Damascus in US crosshairs over missing scientists, WMDs Apr. 13, 2003 Jerusalem Post Syria has denied hiding top Iraqi scientists and biochemical weapons, though at least one official of Saddam Hussein's regime arrived in Damascus on Saturday. Iraq's UN ambassador, Muhammad al-Douri, flew in from Paris a day after leaving New York.
A former international law professor at Baghdad University, Douri became a diplomat in 1999. Al-Douri, who claimed he had "no relationship with Saddam" and hoped to go back to teaching in Iraq, is not exactly the type of Baathist coalition forces are hunting.
The Americans are far more interested in two top scientists who weaponized anthrax Huda Salih Mahdi Ammash ("Mrs. Anthrax") and Rihab Taha ("Dr. Germ") both said to have escaped to Syria.
And the biochemical weapons they were said to have produced have proven to be just as elusive. Before the war, US officials said Iraq could produce up to 500 tons of nerve agents and mustard gas, as well as 25,000 liters of anthrax. Iraq was supposedly on the threshold of building unconventional weapons.
So far, allied discoveries have been disappointing. For instance, the 14 barrels supposedly of sarin and tabun nerve agents found at the Hindiyah chemical weapons site are now thought to be pesticide, while several tons of low-grade uranium stored at Tuwaitha had been previously cleared by the International Atomic Energy Agency.
Lt.-Gen. Amir al-Saadi, Iraq's chief top science adviser who surrendered to American armed forces on Saturday in Baghdad, insisted that the regime does not have any weapons of mass destruction (WMDs).
The Americans, though, remain suspicious. Last week, White House spokesman Ari Fleischer said the US has "high confidence that they [the Iraqis] have weapons of mass destruction..."
Syria now finds itself in the administration's crosshairs. Richard Perle, a former Pentagon adviser behind the war against Saddam, warned Syria that it would become a possible military target if it were found to be harboring Iraqi WMDs.
At a Saturday press conference in Damascus, Syrian Foreign Minister Farouk Shara insisted that American accusations both on the fugitive scientists and the undiscovered WMDs were an attempt to divert attention from America's "failures" in Iraq.
He then went on to compare the United States attacks on Afghanistan and Iraq to the rampage of Hitler's Germany in Europe. "They've left a mess in both these countries and they're not finished. Now they're turning their attention to a third country," he said.
"Historians talk about the Second World War and how the Germans should have been stopped earlier." Still, it is not farfetched to assume that Damascus might have colluded with Baghdad. During the first Gulf War, in 1990, Syria supported the coalition assault on Iraqi occupation forces in Kuwait, but when president Hafez Assad died in June 2000, his son and successor Bashar adopted a more cooperative relationship with Saddam's regime.
By January 2002, Britain started accusing Syria of importing over 100,000 barrels of oil a day from Iraq in violation of UN sanctions. During the same period, Iraqi defectors told of a Syrian shipment of military equipment, including anti-aircraft missiles, rockets, and Scud missile guidance systems, to Baghdad.

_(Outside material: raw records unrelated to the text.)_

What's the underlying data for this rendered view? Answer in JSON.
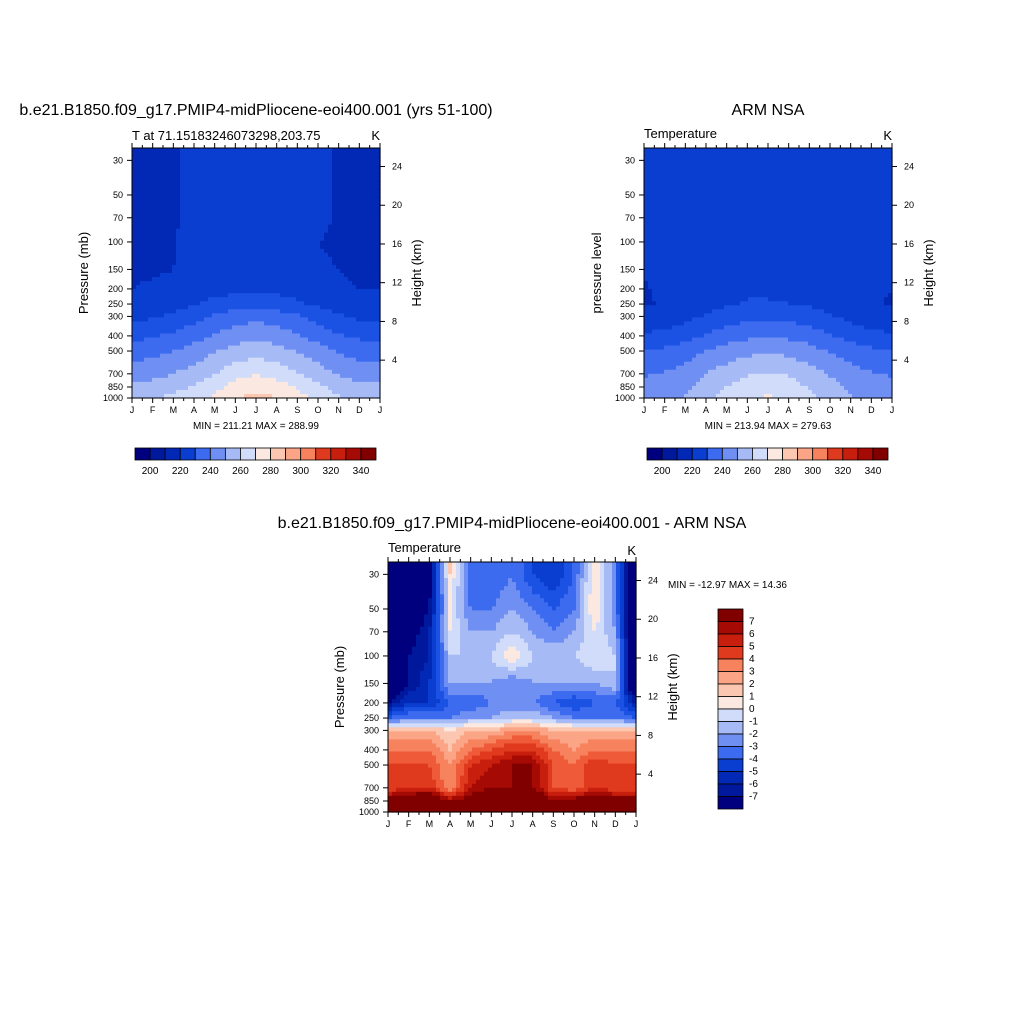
{
  "palette": [
    "#00007f",
    "#00189c",
    "#0229b5",
    "#0a3ed0",
    "#1b52e3",
    "#3d6bef",
    "#6f8ff3",
    "#a6baf6",
    "#d1dcfa",
    "#fbe9e1",
    "#fcc7b0",
    "#fba586",
    "#f7825e",
    "#ef5b39",
    "#e03a1e",
    "#c81e0d",
    "#a50a04",
    "#800000"
  ],
  "top_left": {
    "title": "b.e21.B1850.f09_g17.PMIP4-midPliocene-eoi400.001 (yrs 51-100)",
    "subtitle_left": "T at 71.15183246073298,203.75",
    "subtitle_right": "K",
    "ylabel": "Pressure (mb)",
    "ylabel_right": "Height (km)",
    "minmax": "MIN = 211.21 MAX = 288.99",
    "colorbar_labels": [
      "200",
      "220",
      "240",
      "260",
      "280",
      "300",
      "320",
      "340"
    ]
  },
  "top_right": {
    "title": "ARM NSA",
    "subtitle_left": "Temperature",
    "subtitle_right": "K",
    "ylabel": "pressure level",
    "ylabel_right": "Height (km)",
    "minmax": "MIN = 213.94 MAX = 279.63",
    "colorbar_labels": [
      "200",
      "220",
      "240",
      "260",
      "280",
      "300",
      "320",
      "340"
    ]
  },
  "bottom": {
    "title": "b.e21.B1850.f09_g17.PMIP4-midPliocene-eoi400.001 - ARM NSA",
    "subtitle_left": "Temperature",
    "subtitle_right": "K",
    "ylabel": "Pressure (mb)",
    "ylabel_right": "Height (km)",
    "minmax": "MIN = -12.97 MAX =  14.36",
    "colorbar_labels": [
      "7",
      "6",
      "5",
      "4",
      "3",
      "2",
      "1",
      "0",
      "-1",
      "-2",
      "-3",
      "-4",
      "-5",
      "-6",
      "-7"
    ]
  },
  "axes": {
    "x_ticks": [
      "J",
      "F",
      "M",
      "A",
      "M",
      "J",
      "J",
      "A",
      "S",
      "O",
      "N",
      "D",
      "J"
    ],
    "pressure_ticks": [
      "30",
      "50",
      "70",
      "100",
      "150",
      "200",
      "250",
      "300",
      "400",
      "500",
      "700",
      "850",
      "1000"
    ],
    "height_ticks": [
      "24",
      "20",
      "16",
      "12",
      "8",
      "4"
    ]
  },
  "chart_data": [
    {
      "type": "heatmap",
      "title": "b.e21.B1850.f09_g17.PMIP4-midPliocene-eoi400.001 (yrs 51-100)",
      "subtitle": "T at 71.15183246073298,203.75",
      "units": "K",
      "x": [
        "J",
        "F",
        "M",
        "A",
        "M",
        "J",
        "J",
        "A",
        "S",
        "O",
        "N",
        "D",
        "J"
      ],
      "y": [
        1000,
        850,
        700,
        500,
        400,
        300,
        250,
        200,
        150,
        100,
        70,
        50,
        30
      ],
      "ylabel": "Pressure (mb)",
      "levels": [
        195,
        205,
        215,
        225,
        235,
        245,
        255,
        265,
        275,
        285,
        295,
        305,
        315,
        325,
        335,
        345
      ],
      "min": 211.21,
      "max": 288.99,
      "z": [
        [
          262,
          264,
          267,
          271,
          277,
          284,
          288,
          285,
          279,
          272,
          266,
          263,
          262
        ],
        [
          257,
          259,
          262,
          266,
          272,
          279,
          283,
          280,
          274,
          267,
          261,
          258,
          257
        ],
        [
          250,
          252,
          255,
          259,
          265,
          271,
          274,
          271,
          266,
          260,
          254,
          251,
          250
        ],
        [
          240,
          242,
          245,
          249,
          254,
          259,
          261,
          259,
          254,
          249,
          244,
          241,
          240
        ],
        [
          232,
          234,
          237,
          241,
          246,
          250,
          252,
          250,
          246,
          241,
          236,
          233,
          232
        ],
        [
          222,
          224,
          227,
          231,
          236,
          240,
          242,
          240,
          236,
          231,
          226,
          223,
          222
        ],
        [
          218,
          219,
          221,
          224,
          228,
          231,
          232,
          230,
          227,
          223,
          220,
          218,
          218
        ],
        [
          215,
          216,
          217,
          219,
          221,
          222,
          222,
          222,
          220,
          217,
          216,
          215,
          215
        ],
        [
          214,
          214,
          215,
          219,
          221,
          222,
          222,
          221,
          220,
          216,
          215,
          214,
          214
        ],
        [
          213,
          213,
          214,
          219,
          221,
          222,
          222,
          221,
          221,
          215,
          214,
          213,
          213
        ],
        [
          213,
          213,
          214,
          218,
          220,
          221,
          221,
          221,
          220,
          217,
          214,
          213,
          213
        ],
        [
          213,
          213,
          214,
          218,
          219,
          220,
          220,
          220,
          219,
          217,
          214,
          213,
          213
        ],
        [
          213,
          213,
          214,
          218,
          219,
          220,
          220,
          220,
          219,
          217,
          214,
          213,
          213
        ]
      ]
    },
    {
      "type": "heatmap",
      "title": "ARM NSA",
      "subtitle": "Temperature",
      "units": "K",
      "x": [
        "J",
        "F",
        "M",
        "A",
        "M",
        "J",
        "J",
        "A",
        "S",
        "O",
        "N",
        "D",
        "J"
      ],
      "y": [
        1000,
        850,
        700,
        500,
        400,
        300,
        250,
        200,
        150,
        100,
        70,
        50,
        30
      ],
      "ylabel": "pressure level",
      "levels": [
        195,
        205,
        215,
        225,
        235,
        245,
        255,
        265,
        275,
        285,
        295,
        305,
        315,
        325,
        335,
        345
      ],
      "min": 213.94,
      "max": 279.63,
      "z": [
        [
          250,
          252,
          256,
          263,
          268,
          273,
          276,
          273,
          267,
          262,
          256,
          252,
          250
        ],
        [
          248,
          250,
          253,
          260,
          265,
          270,
          273,
          270,
          264,
          259,
          253,
          250,
          248
        ],
        [
          244,
          246,
          249,
          255,
          260,
          264,
          266,
          264,
          259,
          254,
          249,
          246,
          244
        ],
        [
          235,
          237,
          240,
          245,
          249,
          252,
          254,
          252,
          249,
          244,
          240,
          237,
          235
        ],
        [
          226,
          228,
          231,
          236,
          240,
          243,
          245,
          243,
          240,
          236,
          231,
          228,
          226
        ],
        [
          218,
          219,
          222,
          226,
          229,
          232,
          233,
          232,
          229,
          226,
          222,
          219,
          218
        ],
        [
          214,
          216,
          219,
          222,
          224,
          226,
          226,
          225,
          224,
          222,
          219,
          216,
          214
        ],
        [
          214,
          217,
          221,
          222,
          223,
          223,
          223,
          223,
          222,
          222,
          221,
          218,
          215
        ],
        [
          216,
          218,
          221,
          222,
          223,
          223,
          223,
          223,
          222,
          222,
          221,
          218,
          216
        ],
        [
          218,
          219,
          221,
          222,
          223,
          223,
          223,
          223,
          222,
          222,
          221,
          217,
          217
        ],
        [
          219,
          220,
          221,
          222,
          223,
          223,
          223,
          223,
          222,
          222,
          220,
          216,
          217
        ],
        [
          220,
          220,
          221,
          222,
          223,
          223,
          223,
          223,
          222,
          222,
          220,
          216,
          218
        ],
        [
          220,
          220,
          221,
          222,
          223,
          223,
          223,
          223,
          222,
          222,
          220,
          216,
          218
        ]
      ]
    },
    {
      "type": "heatmap",
      "title": "b.e21.B1850.f09_g17.PMIP4-midPliocene-eoi400.001 - ARM NSA",
      "subtitle": "Temperature",
      "units": "K",
      "x": [
        "J",
        "F",
        "M",
        "A",
        "M",
        "J",
        "J",
        "A",
        "S",
        "O",
        "N",
        "D",
        "J"
      ],
      "y": [
        1000,
        850,
        700,
        500,
        400,
        300,
        250,
        200,
        150,
        100,
        70,
        50,
        30
      ],
      "ylabel": "Pressure (mb)",
      "levels": [
        -8,
        -7,
        -6,
        -5,
        -4,
        -3,
        -2,
        -1,
        0,
        1,
        2,
        3,
        4,
        5,
        6,
        7,
        8
      ],
      "min": -12.97,
      "max": 14.36,
      "z": [
        [
          12,
          12,
          12,
          11,
          12,
          12,
          12,
          12,
          10,
          12,
          12,
          11,
          12
        ],
        [
          9,
          10,
          11,
          8,
          9,
          11,
          11,
          11,
          8,
          9,
          10,
          9,
          9
        ],
        [
          5,
          6,
          6,
          3,
          7,
          8,
          8,
          8,
          5,
          4,
          6,
          5,
          5
        ],
        [
          5,
          5,
          5,
          3,
          6,
          7,
          8,
          8,
          5,
          4,
          6,
          5,
          5
        ],
        [
          4,
          4,
          4,
          2,
          4,
          5,
          6,
          6,
          4,
          3,
          4,
          4,
          4
        ],
        [
          2,
          2,
          2,
          1,
          2,
          2,
          3,
          3,
          2,
          2,
          2,
          2,
          2
        ],
        [
          -4,
          -3,
          -3,
          -3,
          -2,
          -2,
          -1,
          -1,
          -2,
          -3,
          -3,
          -3,
          -4
        ],
        [
          -8,
          -6,
          -6,
          -4,
          -4,
          -3,
          -3,
          -3,
          -4,
          -5,
          -4,
          -4,
          -7
        ],
        [
          -12,
          -8,
          -6,
          -2,
          -2,
          -2,
          -3,
          -2,
          -2,
          -2,
          -2,
          -1,
          -12
        ],
        [
          -12,
          -8,
          -7,
          -1,
          -1,
          -1,
          1,
          -1,
          -1,
          -1,
          0,
          -1,
          -12
        ],
        [
          -12,
          -9,
          -7,
          0,
          -2,
          -2,
          -1,
          -2,
          -3,
          -2,
          0,
          -2,
          -12
        ],
        [
          -12,
          -10,
          -8,
          0,
          -3,
          -3,
          -2,
          -3,
          -4,
          -3,
          1,
          -3,
          -12
        ],
        [
          -12,
          -10,
          -9,
          1,
          -4,
          -4,
          -3,
          -5,
          -6,
          -4,
          1,
          -3,
          -12
        ]
      ]
    }
  ]
}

Defense Secretary Donald H. Rumsfeld warned Syria, in late March, to stop selling night-vision goggles to the Iraqis. A few days later, Syria helped hundreds of Arab volunteers make their way to Iraq to fight US and British troops there.
Doron Peskin, research head for Infoprod Research, a business consultant firm based in Tel Aviv, contended that Syria, looking to avoid a row with the US, has actually been trying to seal its borders.
"There's been mention in the Arab press that Syrians prevented Abu Abbas [who heads the Palestine Liberation Front responsible for the 1985 murder of American Jew Leon Klinghoffer on the cruise ship Achille Lauro] from entering their country," said Peskin.
He also noted that Syrians helped the Americans break al-Qaida cells after September 11. "It's been the trademark of Syrian policy under the father to pursue contradictory policies at the same time so as not to close the door on any option," said Itamar Rabinovich, the Tel Aviv University president who is also a former Israeli ambassador to the US and chief negotiator with Syria under prime minister Yitzhak Rabin.
However, in his attempt to shore up his popularity among radical elements, Bashar showed a lack of his father's "political dexterity," Rabinovitch said.
"By now, Bashar has used up any goodwill he once had in Washington," said Rabinovich. "It's just a hunch, but Syria may soon face heavy diplomatic pressure with the threat of limited military strikes from Washington."